Nuestro próximo destino era la ciudad de Rantepao, tierra de los toraja, en el centro de la isla de Sulawesi. Viajamos en un coche que iba recogiendo gente por el camino. Dejamos atrás el mar para adentrarnos en una carretera de exuberante vegetación y palmeras. Mientras tanto mi acompañante permanecía callado mirando las montañas de piedra caliza; el viento silbaba entre las cañas de bambú y yo albergaba en mi interior una expectativa atenta y serena. Las tierras que veía, y las que me esperaban, eran un enigma, así como mi compañero; sin embargo, me sentía tranquilo.
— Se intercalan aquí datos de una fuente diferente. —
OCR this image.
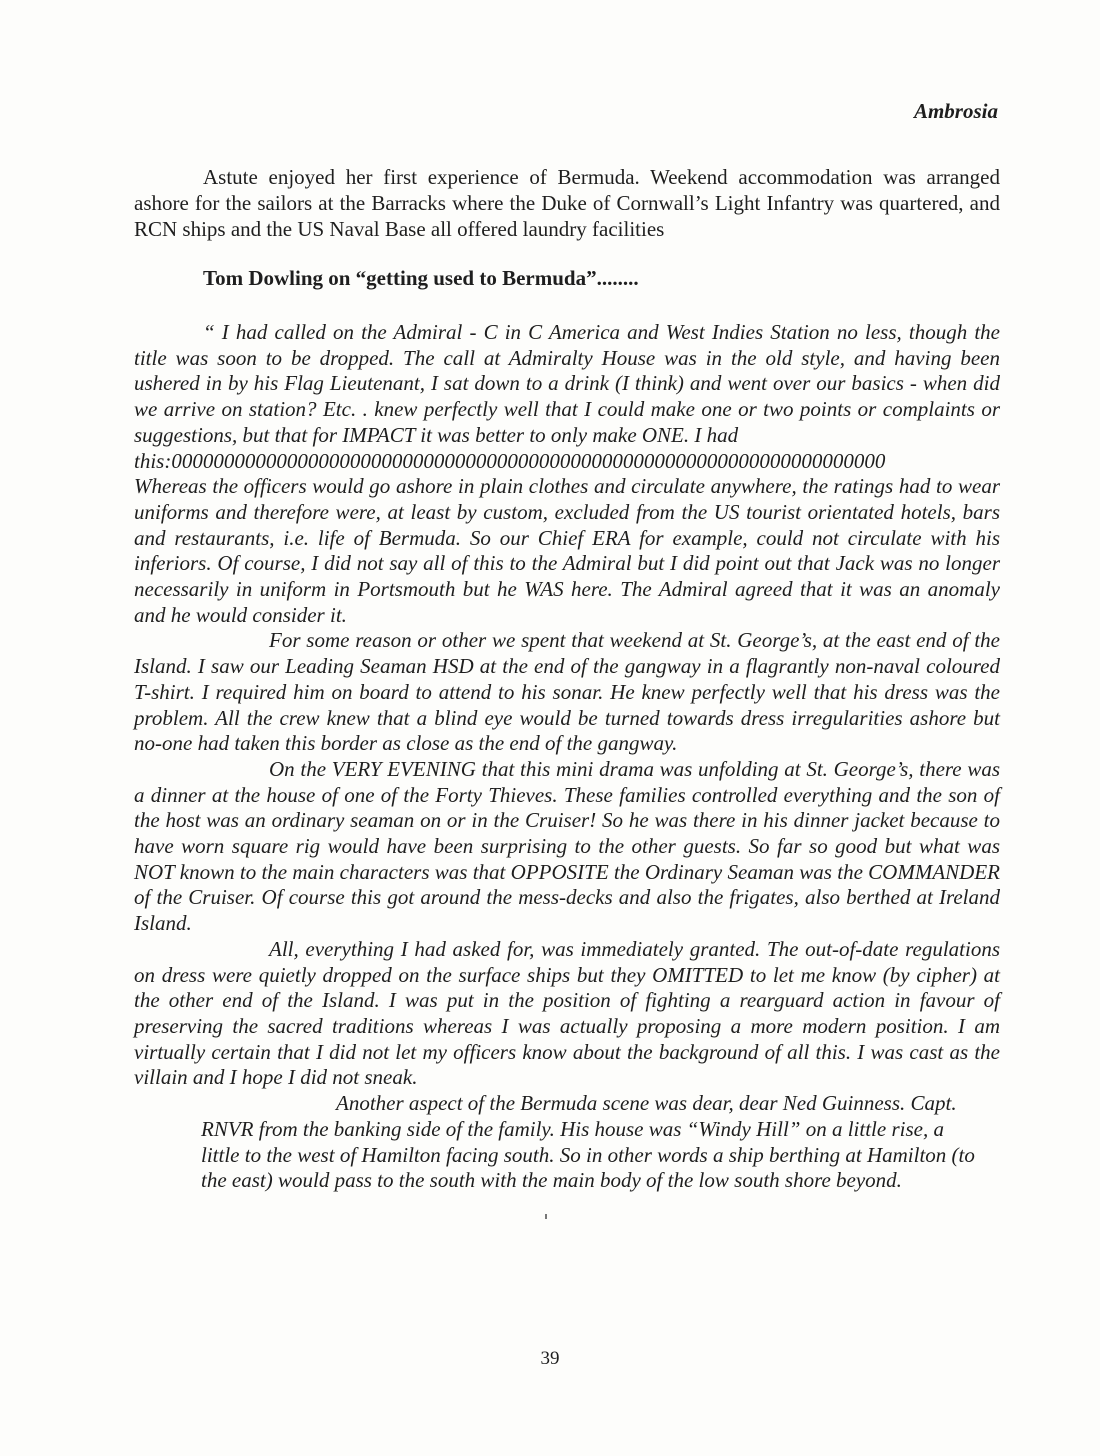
Ambrosia

Astute enjoyed her first experience of Bermuda. Weekend accommodation was arranged ashore for the sailors at the Barracks where the Duke of Cornwall’s Light Infantry was quartered, and RCN ships and the US Naval Base all offered laundry facilities

Tom Dowling on “getting used to Bermuda”........

“ I had called on the Admiral - C in C America and West Indies Station no less, though the title was soon to be dropped. The call at Admiralty House was in the old style, and having been ushered in by his Flag Lieutenant, I sat down to a drink (I think) and went over our basics - when did we arrive on station? Etc. . knew perfectly well that I could make one or two points or complaints or suggestions, but that for IMPACT it was better to only make ONE. I had

this:00000000000000000000000000000000000000000000000000000000000000000000

Whereas the officers would go ashore in plain clothes and circulate anywhere, the ratings had to wear uniforms and therefore were, at least by custom, excluded from the US tourist orientated hotels, bars and restaurants, i.e. life of Bermuda. So our Chief ERA for example, could not circulate with his inferiors. Of course, I did not say all of this to the Admiral but I did point out that Jack was no longer necessarily in uniform in Portsmouth but he WAS here. The Admiral agreed that it was an anomaly and he would consider it.

For some reason or other we spent that weekend at St. George’s, at the east end of the Island. I saw our Leading Seaman HSD at the end of the gangway in a flagrantly non-naval coloured T-shirt. I required him on board to attend to his sonar. He knew perfectly well that his dress was the problem. All the crew knew that a blind eye would be turned towards dress irregularities ashore but no-one had taken this border as close as the end of the gangway.

On the VERY EVENING that this mini drama was unfolding at St. George’s, there was a dinner at the house of one of the Forty Thieves. These families controlled everything and the son of the host was an ordinary seaman on or in the Cruiser! So he was there in his dinner jacket because to have worn square rig would have been surprising to the other guests. So far so good but what was NOT known to the main characters was that OPPOSITE the Ordinary Seaman was the COMMANDER of the Cruiser. Of course this got around the mess-decks and also the frigates, also berthed at Ireland Island.

All, everything I had asked for, was immediately granted. The out-of-date regulations on dress were quietly dropped on the surface ships but they OMITTED to let me know (by cipher) at the other end of the Island. I was put in the position of fighting a rearguard action in favour of preserving the sacred traditions whereas I was actually proposing a more modern position. I am virtually certain that I did not let my officers know about the background of all this. I was cast as the villain and I hope I did not sneak.

Another aspect of the Bermuda scene was dear, dear Ned Guinness. Capt. RNVR from the banking side of the family. His house was “Windy Hill” on a little rise, a little to the west of Hamilton facing south. So in other words a ship berthing at Hamilton (to the east) would pass to the south with the main body of the low south shore beyond.

39
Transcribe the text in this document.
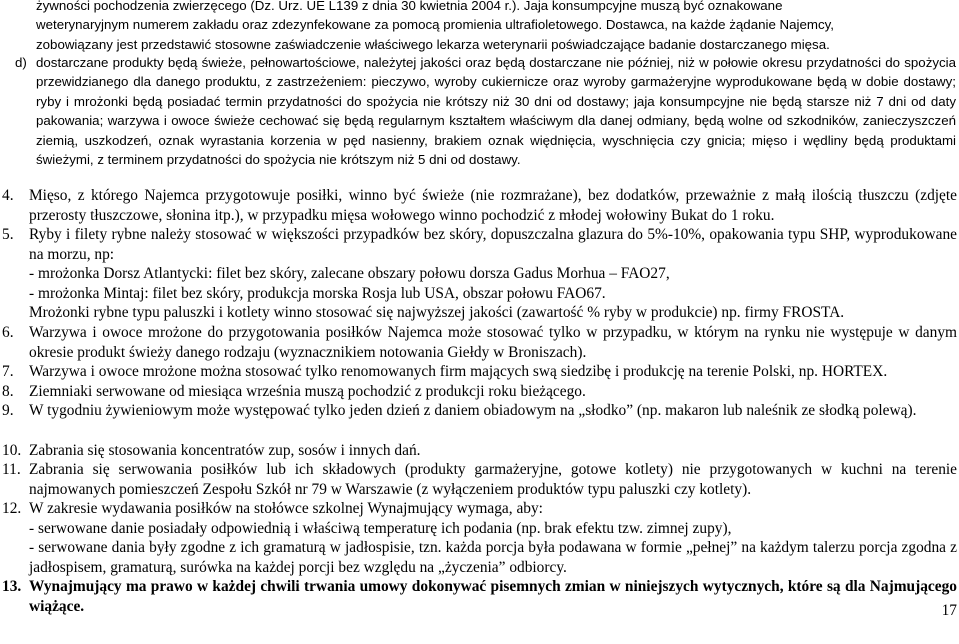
żywności pochodzenia zwierzęcego (Dz. Urz. UE L139 z dnia 30 kwietnia 2004 r.). Jaja konsumpcyjne muszą być oznakowane
weterynaryjnym numerem zakładu oraz zdezynfekowane za pomocą promienia ultrafioletowego. Dostawca, na każde żądanie Najemcy,
zobowiązany jest przedstawić stosowne zaświadczenie właściwego lekarza weterynarii poświadczające badanie dostarczanego mięsa.
d) dostarczane produkty będą świeże, pełnowartościowe, należytej jakości oraz będą dostarczane nie później, niż w połowie okresu przydatności do spożycia przewidzianego dla danego produktu, z zastrzeżeniem: pieczywo, wyroby cukiernicze oraz wyroby garmażeryjne wyprodukowane będą w dobie dostawy; ryby i mrożonki będą posiadać termin przydatności do spożycia nie krótszy niż 30 dni od dostawy; jaja konsumpcyjne nie będą starsze niż 7 dni od daty pakowania; warzywa i owoce świeże cechować się będą regularnym kształtem właściwym dla danej odmiany, będą wolne od szkodników, zanieczyszczeń ziemią, uszkodzeń, oznak wyrastania korzenia w pęd nasienny, brakiem oznak więdnięcia, wyschnięcia czy gnicia; mięso i wędliny będą produktami świeżymi, z terminem przydatności do spożycia nie krótszym niż 5 dni od dostawy.
4. Mięso, z którego Najemca przygotowuje posiłki, winno być świeże (nie rozmrażane), bez dodatków, przeważnie z małą ilością tłuszczu (zdjęte przerosty tłuszczowe, słonina itp.), w przypadku mięsa wołowego winno pochodzić z młodej wołowiny Bukat do 1 roku.
5. Ryby i filety rybne należy stosować w większości przypadków bez skóry, dopuszczalna glazura do 5%-10%, opakowania typu SHP, wyprodukowane na morzu, np:
- mrożonka Dorsz Atlantycki: filet bez skóry, zalecane obszary połowu dorsza Gadus Morhua – FAO27,
- mrożonka Mintaj: filet bez skóry, produkcja morska Rosja lub USA, obszar połowu FAO67.
Mrożonki rybne typu paluszki i kotlety winno stosować się najwyższej jakości (zawartość % ryby w produkcie) np. firmy FROSTA.
6. Warzywa i owoce mrożone do przygotowania posiłków Najemca może stosować tylko w przypadku, w którym na rynku nie występuje w danym okresie produkt świeży danego rodzaju (wyznacznikiem notowania Giełdy w Broniszach).
7. Warzywa i owoce mrożone można stosować tylko renomowanych firm mających swą siedzibę i produkcję na terenie Polski, np. HORTEX.
8. Ziemniaki serwowane od miesiąca września muszą pochodzić z produkcji roku bieżącego.
9. W tygodniu żywieniowym może występować tylko jeden dzień z daniem obiadowym na „słodko” (np. makaron lub naleśnik ze słodką polewą).
10. Zabrania się stosowania koncentratów zup, sosów i innych dań.
11. Zabrania się serwowania posiłków lub ich składowych (produkty garmażeryjne, gotowe kotlety) nie przygotowanych w kuchni na terenie najmowanych pomieszczeń Zespołu Szkół nr 79 w Warszawie (z wyłączeniem produktów typu paluszki czy kotlety).
12. W zakresie wydawania posiłków na stołówce szkolnej Wynajmujący wymaga, aby:
- serwowane danie posiadały odpowiednią i właściwą temperaturę ich podania (np. brak efektu tzw. zimnej zupy),
- serwowane dania były zgodne z ich gramaturą w jadłospisie, tzn. każda porcja była podawana w formie „pełnej” na każdym talerzu porcja zgodna z jadłospisem, gramaturą, surówka na każdej porcji bez względu na „życzenia” odbiorcy.
13. Wynajmujący ma prawo w każdej chwili trwania umowy dokonywać pisemnych zmian w niniejszych wytycznych, które są dla Najmującego wiążące.	17
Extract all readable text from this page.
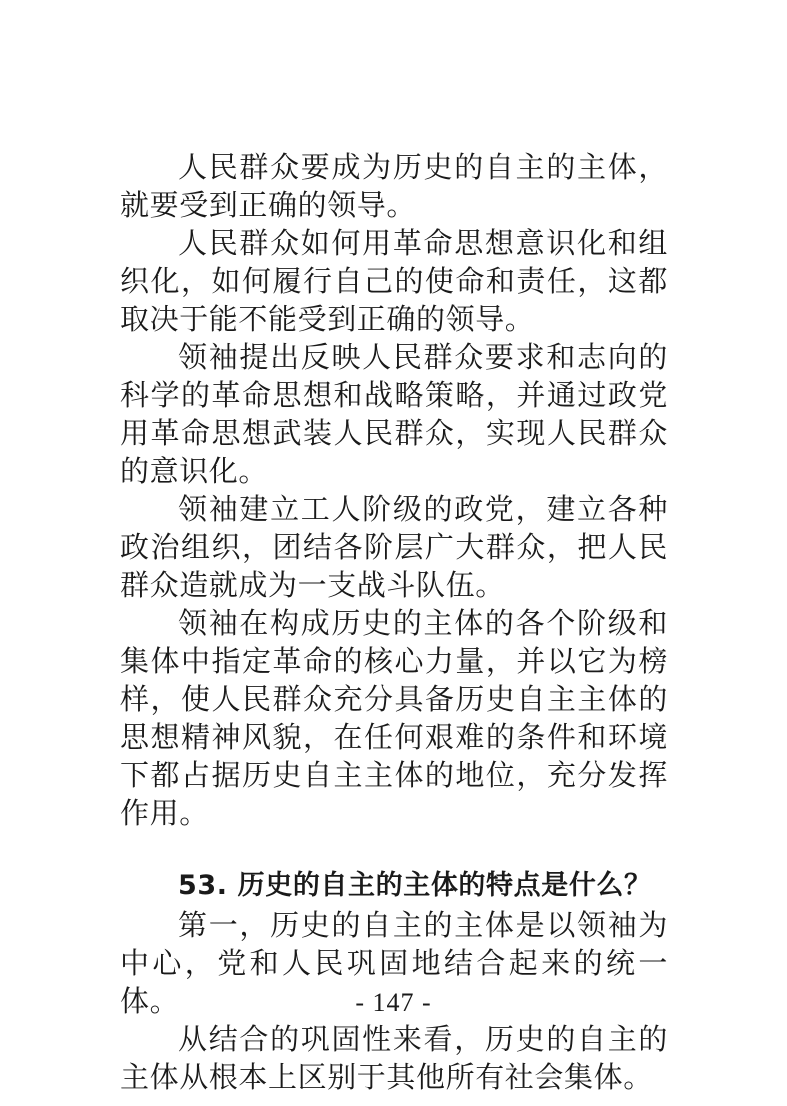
人民群众要成为历史的自主的主体，就要受到正确的领导。

人民群众如何用革命思想意识化和组织化，如何履行自己的使命和责任，这都取决于能不能受到正确的领导。

领袖提出反映人民群众要求和志向的科学的革命思想和战略策略，并通过政党用革命思想武装人民群众，实现人民群众的意识化。

领袖建立工人阶级的政党，建立各种政治组织，团结各阶层广大群众，把人民群众造就成为一支战斗队伍。

领袖在构成历史的主体的各个阶级和集体中指定革命的核心力量，并以它为榜样，使人民群众充分具备历史自主主体的思想精神风貌，在任何艰难的条件和环境下都占据历史自主主体的地位，充分发挥作用。

53. 历史的自主的主体的特点是什么？

第一，历史的自主的主体是以领袖为中心，党和人民巩固地结合起来的统一体。

从结合的巩固性来看，历史的自主的主体从根本上区别于其他所有社会集体。

- 147 -
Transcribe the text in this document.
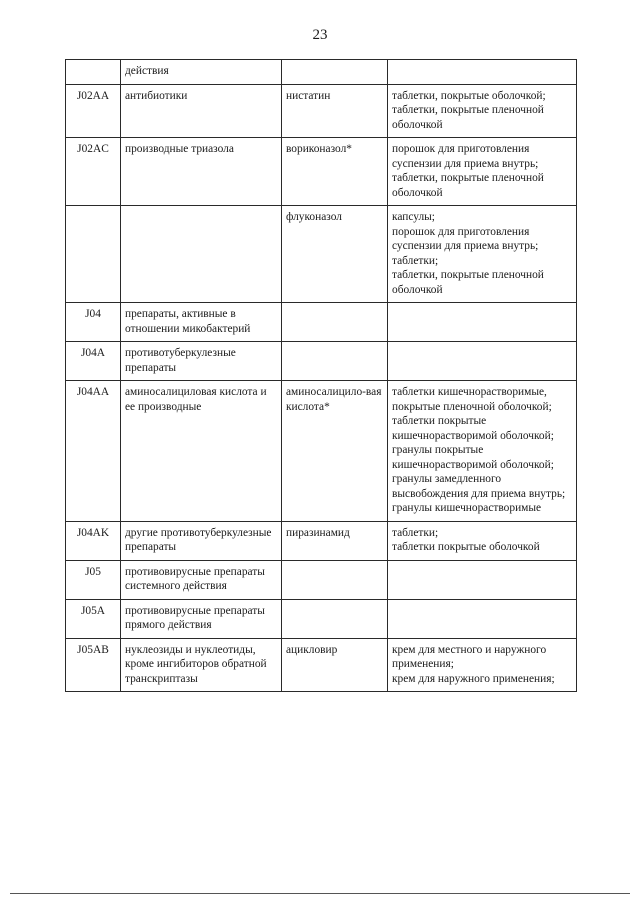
23
	действия		
J02AA	антибиотики	нистатин	таблетки, покрытые оболочкой;
таблетки, покрытые пленочной оболочкой

J02AC	производные триазола	вориконазол*	порошок для приготовления суспензии для приема внутрь;
таблетки, покрытые пленочной оболочкой

		флуконазол	капсулы;
порошок для приготовления суспензии для приема внутрь;
таблетки;
таблетки, покрытые пленочной оболочкой

J04	препараты, активные в отношении микобактерий		
J04A	противотуберкулезные препараты		
J04AA	аминосалициловая кислота и ее производные	аминосалицило-вая кислота*	таблетки кишечнорастворимые, покрытые пленочной оболочкой;
таблетки покрытые кишечнорастворимой оболочкой;
гранулы покрытые кишечнорастворимой оболочкой;
гранулы замедленного высвобождения для приема внутрь;
гранулы кишечнорастворимые

J04AK	другие противотуберкулезные препараты	пиразинамид	таблетки;
таблетки покрытые оболочкой

J05	противовирусные препараты системного действия		
J05A	противовирусные препараты прямого действия		
J05AB	нуклеозиды и нуклеотиды, кроме ингибиторов обратной транскриптазы	ацикловир	крем для местного и наружного применения;
крем для наружного применения;
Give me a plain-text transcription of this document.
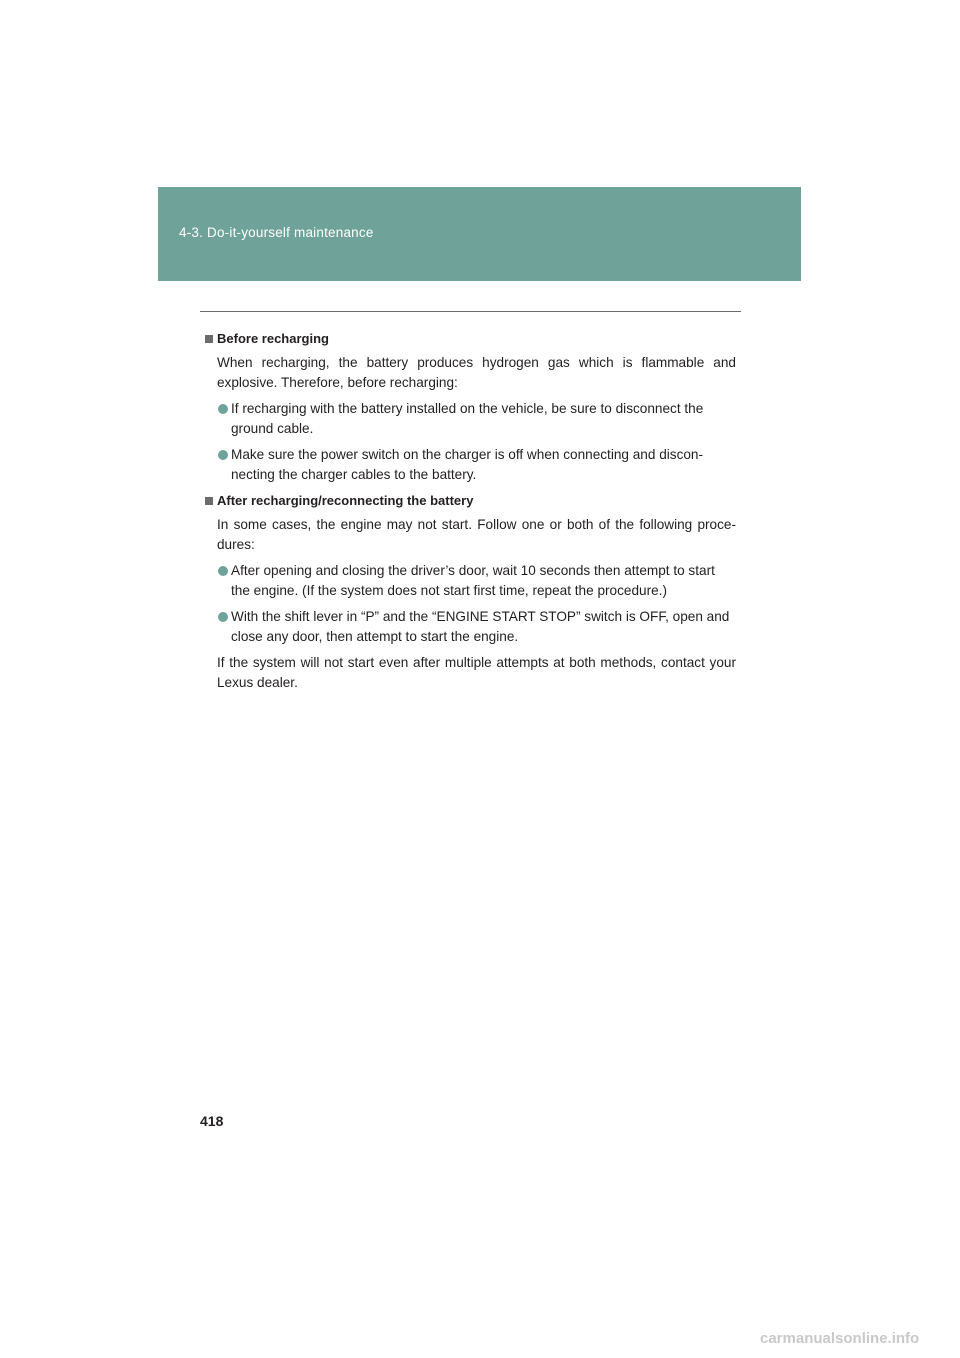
4-3. Do-it-yourself maintenance
Before recharging

When recharging, the battery produces hydrogen gas which is flammable and explosive. Therefore, before recharging:

If recharging with the battery installed on the vehicle, be sure to disconnect the ground cable.
Make sure the power switch on the charger is off when connecting and discon-necting the charger cables to the battery.
After recharging/reconnecting the battery

In some cases, the engine may not start. Follow one or both of the following proce-dures:

After opening and closing the driver’s door, wait 10 seconds then attempt to start the engine. (If the system does not start first time, repeat the procedure.)
With the shift lever in “P” and the “ENGINE START STOP” switch is OFF, open and close any door, then attempt to start the engine.

If the system will not start even after multiple attempts at both methods, contact your Lexus dealer.

418
carmanualsonline.info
En una de las paradas subió una hermosa jovencita que llevaba un bebé en sus brazos y se despedía de su madre que lloraba. Tenía mirada dulce, cabello liso recogido de color negro, un rostro inocente, piel morena. Sin ningún reparo desabrochó los botones de su blusa, apoyó al bebé sobre su pecho y le dio de mamar. Vestía una camisa azul de seda con una dulce y fresca fragancia. Aparté cohibido la mirada hacia la ventanilla del coche. Al rato volví a mirarla y vi, en el fondo de su expresión, la misma semilla que germina en el campo, la esperanza que da luz a todas las cosas. Tenía que entender que aquello era tan natural como el cantar de los pájaros o el aire perfumado que respiraba. Luego cerró los botones suavemente mientras sujetaba a su pequeño con firmeza. Cuando terminó de abrocharse me acerqué y besé la cabeza del niño. Ella se conmovió, me lo entregó y yo lo tomé en mis brazos con cariño mientras me detenía en su aspecto sonrosado y transparente, en sus ojos que buscaban los míos. Después de un rato, la jovencita desabrochó de nuevo su blusa de seda, abrió sus manos hacia mí, cogió a su recién nacido y volvió a amamantarlo hasta adormecerlo. Se dejaba ver ante mis ojos un sutil tejido de amor. Ahora podía mirarme al espejo como un hombre unido a la tierra que pisaba. La ternura de la joven y la claridad en la mirada del hombre que me acompañaba se entrelazaron como un solo mensaje: la mutua comprensión y el afecto entre nosotros.